Auf dem dunklen Teppichboden, zwischen Hostessen und Häppchenträgern, bilden sich Grüppchen - zartfarbig, sich bauschend, von oben aus anzusehen wie ein Seerosenteich, der immer wieder in Wallung gerät. Vom Boden der Tatsachen aus betrachtet geht es um eine Säule der deutschen Volkswirtschaft: die Verleihung des Oscars der Parfümbranche, der Preis der amerikanischen Fragrance Foundation, selbstironisch FiFi genannt.

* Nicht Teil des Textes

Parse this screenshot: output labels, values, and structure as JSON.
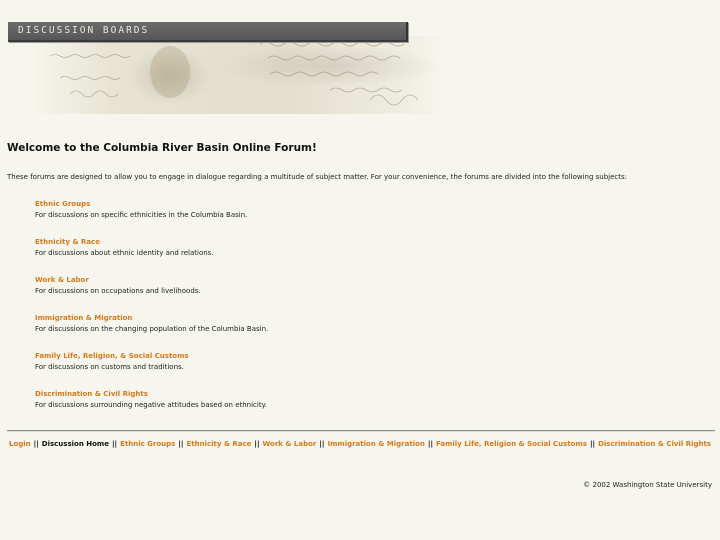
{
  "banner": {
    "title": "DISCUSSION BOARDS"
  },
  "main": {
    "heading": "Welcome to the Columbia River Basin Online Forum!",
    "intro": "These forums are designed to allow you to engage in dialogue regarding a multitude of subject matter. For your convenience, the forums are divided into the following subjects:",
    "topics": [
      {
        "title": "Ethnic Groups",
        "description": "For discussions on specific ethnicities in the Columbia Basin."
      },
      {
        "title": "Ethnicity & Race",
        "description": "For discussions about ethnic identity and relations."
      },
      {
        "title": "Work & Labor",
        "description": "For discussions on occupations and livelihoods."
      },
      {
        "title": "Immigration & Migration",
        "description": "For discussions on the changing population of the Columbia Basin."
      },
      {
        "title": "Family Life, Religion, & Social Customs",
        "description": "For discussions on customs and traditions."
      },
      {
        "title": "Discrimination & Civil Rights",
        "description": "For discussions surrounding negative attitudes based on ethnicity."
      }
    ]
  },
  "footer": {
    "separator": "||",
    "nav": [
      "Login",
      "Discussion Home",
      "Ethnic Groups",
      "Ethnicity & Race",
      "Work & Labor",
      "Immigration & Migration",
      "Family Life, Religion & Social Customs",
      "Discrimination & Civil Rights"
    ],
    "copyright": "© 2002 Washington State University"
  },
  "colors": {
    "background": "#f6f6ee",
    "link": "#d67a1c",
    "banner_bar": "#5f5f5f"
  }
}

Schauspielerin Sandra Speichert hat ihren Kopf für die FiFi-Awards hergehalten. (Foto: Foto: AP)

Beautyredakteurinnen, Chefredakteure, Anzeigenleiter, Marketingchefs und Geschäftsführer der großen Kosmetikkonzerne sind angereist. Ihre Arbeit finanziert John Gallianos mehrwöchige Inspirationsreisen durch Indien, Karl Lagerfelds 365 Bettlaken im Jahr, Calvin Kleins Haus in den Hamptons. Und einmal jährlich, beim FiFi, feiert sich die Branche dafür selbst. 600 geladene Gäste haben sich im "Forum", der zentralen Festhalle der Frankfurter Messe eingefunden, um sich, nach einem scannerverdächtigen Blick, mit einem "Gut siehst du aus!" zu begrüßen. Und tatsächlich: Gut sehen sie aus, die Menschen, die sich hauptberuflich mit Schönheit beschäftigen. Hübsch wie die Blumen.

Ohne Kosmetik lüft nichts mehr

Die Kosmetik-Redakteurin - kaum je wird sie irgendwo thematisiert. Es gibt keine Bücher oder Filme oder Fernsehserien über sie. Die Gesellschaft traut ihr offenbar weniger Wirkung zu, als den von ihr propagierten Produkten. Dabei kommt heute kein Magazin mehr ohne sie aus. Die Kosmetik-Redakteurin hat den Part einer modernen Hohepriesterin inne. Und ihr Alltag hat neben allen Annehmlichkeiten etwas Tragikomisches.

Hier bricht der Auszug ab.